Hamdi, age twenty-two, was born in Baton Rouge, Louisiana, but raised in Saudi Arabia. The Pentagon at first claimed he was captured fighting for the Taliban in Afghanistan. In a more detailed submission it later acknowledged that he surrendered to the Northern Alliance forces, the warlords paid to fight on our side, without having engaged in any form of combat. Handed over to the U.S. military, Hamdi was transferred to the detention camp in Guantánamo, Cuba, where many foreign nationals captured on foreign soil are now sequestered. Discovering that Hamdi was an American citizen and fearing intervention by the courts, prison officials flew him to a naval prison in Norfolk, Virginia, where he was held incommunicado. As a citizen, he should be covered by the due process guarantees of the Constitution, but the Department of Justice contends that, having been designated an “enemy combatant” by the president, he can be held indefinitely without a lawyer merely on the president’s say-so.

 

On June 19, 2002, representatives of the Bush administration and the Pentagon outlined to the Fourth Circuit Court of Appeals a claim of presidential power that in its breathtaking sweep is unsupported by the Constitution, law, or precedent. “The military,” they argued, “has the authority to capture and detain individuals whom it has determined are enemy combatants ... including enemy combatants claiming American citizenship.
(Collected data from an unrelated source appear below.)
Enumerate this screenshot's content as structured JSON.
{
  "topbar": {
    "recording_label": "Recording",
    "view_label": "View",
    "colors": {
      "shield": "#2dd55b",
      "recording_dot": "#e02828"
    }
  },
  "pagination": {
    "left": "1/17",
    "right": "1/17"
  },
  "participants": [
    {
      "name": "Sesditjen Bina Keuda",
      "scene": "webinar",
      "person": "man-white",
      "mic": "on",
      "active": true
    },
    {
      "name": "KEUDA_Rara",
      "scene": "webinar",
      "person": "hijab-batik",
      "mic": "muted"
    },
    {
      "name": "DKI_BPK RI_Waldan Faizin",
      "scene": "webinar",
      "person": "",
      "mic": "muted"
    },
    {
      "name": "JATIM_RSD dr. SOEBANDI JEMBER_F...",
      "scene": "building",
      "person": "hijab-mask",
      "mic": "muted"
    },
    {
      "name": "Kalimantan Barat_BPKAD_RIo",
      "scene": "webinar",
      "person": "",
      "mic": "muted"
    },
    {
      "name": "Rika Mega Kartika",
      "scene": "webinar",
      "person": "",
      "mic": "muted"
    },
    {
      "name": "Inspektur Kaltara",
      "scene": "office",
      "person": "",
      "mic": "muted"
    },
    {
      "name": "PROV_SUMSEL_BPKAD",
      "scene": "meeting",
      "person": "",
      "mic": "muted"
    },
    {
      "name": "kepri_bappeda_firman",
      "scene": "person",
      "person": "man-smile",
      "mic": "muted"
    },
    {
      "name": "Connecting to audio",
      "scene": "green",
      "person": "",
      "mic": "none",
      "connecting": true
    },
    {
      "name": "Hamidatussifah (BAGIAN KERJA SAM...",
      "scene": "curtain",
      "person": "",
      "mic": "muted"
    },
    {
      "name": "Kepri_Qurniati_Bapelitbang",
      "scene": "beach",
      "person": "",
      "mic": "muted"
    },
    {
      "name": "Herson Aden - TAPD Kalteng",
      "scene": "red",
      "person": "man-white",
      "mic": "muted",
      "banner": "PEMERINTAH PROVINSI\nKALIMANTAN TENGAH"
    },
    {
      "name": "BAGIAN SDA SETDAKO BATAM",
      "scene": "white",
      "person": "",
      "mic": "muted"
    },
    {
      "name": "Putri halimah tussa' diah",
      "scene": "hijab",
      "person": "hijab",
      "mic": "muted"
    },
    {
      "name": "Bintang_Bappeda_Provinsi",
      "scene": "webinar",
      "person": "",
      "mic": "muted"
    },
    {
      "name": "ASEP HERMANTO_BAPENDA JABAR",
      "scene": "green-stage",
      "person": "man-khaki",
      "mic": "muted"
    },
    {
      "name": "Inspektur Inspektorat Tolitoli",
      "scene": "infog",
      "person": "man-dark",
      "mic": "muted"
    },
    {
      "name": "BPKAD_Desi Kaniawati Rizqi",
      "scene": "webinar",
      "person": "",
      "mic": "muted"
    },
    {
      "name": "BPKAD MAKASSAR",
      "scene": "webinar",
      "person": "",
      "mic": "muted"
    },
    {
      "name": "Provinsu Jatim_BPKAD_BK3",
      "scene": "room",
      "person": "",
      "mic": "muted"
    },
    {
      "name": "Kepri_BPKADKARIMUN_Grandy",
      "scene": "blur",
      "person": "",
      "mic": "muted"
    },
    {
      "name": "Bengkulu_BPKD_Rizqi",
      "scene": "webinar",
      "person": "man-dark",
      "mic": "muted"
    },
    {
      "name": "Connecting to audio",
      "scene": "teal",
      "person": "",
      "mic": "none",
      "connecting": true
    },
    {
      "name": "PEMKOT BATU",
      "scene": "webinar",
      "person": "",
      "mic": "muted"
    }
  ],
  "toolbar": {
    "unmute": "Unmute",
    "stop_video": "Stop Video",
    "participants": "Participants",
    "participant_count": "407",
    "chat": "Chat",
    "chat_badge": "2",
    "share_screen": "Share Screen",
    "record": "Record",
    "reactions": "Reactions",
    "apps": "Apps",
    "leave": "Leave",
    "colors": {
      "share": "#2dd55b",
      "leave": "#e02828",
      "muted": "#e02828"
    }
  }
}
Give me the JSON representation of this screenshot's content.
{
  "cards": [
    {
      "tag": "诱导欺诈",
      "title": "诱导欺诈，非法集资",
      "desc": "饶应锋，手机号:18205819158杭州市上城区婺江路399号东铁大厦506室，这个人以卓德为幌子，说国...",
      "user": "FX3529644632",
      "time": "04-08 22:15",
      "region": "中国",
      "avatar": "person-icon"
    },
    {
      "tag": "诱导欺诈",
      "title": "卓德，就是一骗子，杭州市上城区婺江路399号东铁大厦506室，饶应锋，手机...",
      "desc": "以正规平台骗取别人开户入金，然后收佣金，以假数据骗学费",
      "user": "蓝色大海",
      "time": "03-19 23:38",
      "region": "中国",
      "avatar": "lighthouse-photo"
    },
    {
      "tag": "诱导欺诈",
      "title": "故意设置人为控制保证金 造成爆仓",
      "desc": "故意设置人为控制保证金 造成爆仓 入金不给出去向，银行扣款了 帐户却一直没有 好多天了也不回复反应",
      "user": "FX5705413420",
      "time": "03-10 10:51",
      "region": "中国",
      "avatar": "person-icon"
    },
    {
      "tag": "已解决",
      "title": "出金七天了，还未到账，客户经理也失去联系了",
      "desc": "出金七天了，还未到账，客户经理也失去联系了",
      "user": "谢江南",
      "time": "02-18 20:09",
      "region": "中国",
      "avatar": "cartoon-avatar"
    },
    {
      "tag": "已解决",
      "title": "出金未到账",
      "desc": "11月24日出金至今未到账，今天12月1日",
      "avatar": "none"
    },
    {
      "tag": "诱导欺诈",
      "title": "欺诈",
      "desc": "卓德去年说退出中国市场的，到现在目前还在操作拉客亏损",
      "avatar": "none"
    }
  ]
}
Such combatants, moreover, have no right of access to counsel to challenge their detention.” They went on to contend that “the court may not second-guess the military’s enemy combatant determination” because by doing so they would intrude on “the president’s plenary authority as commander in chief,” which supposedly includes the power to order “the capture, detention, and treatment of the enemy and the
collection and evaluation of intelligence vital to national security.” The courts should defer to the military “when asked to review military decisions in time of war.”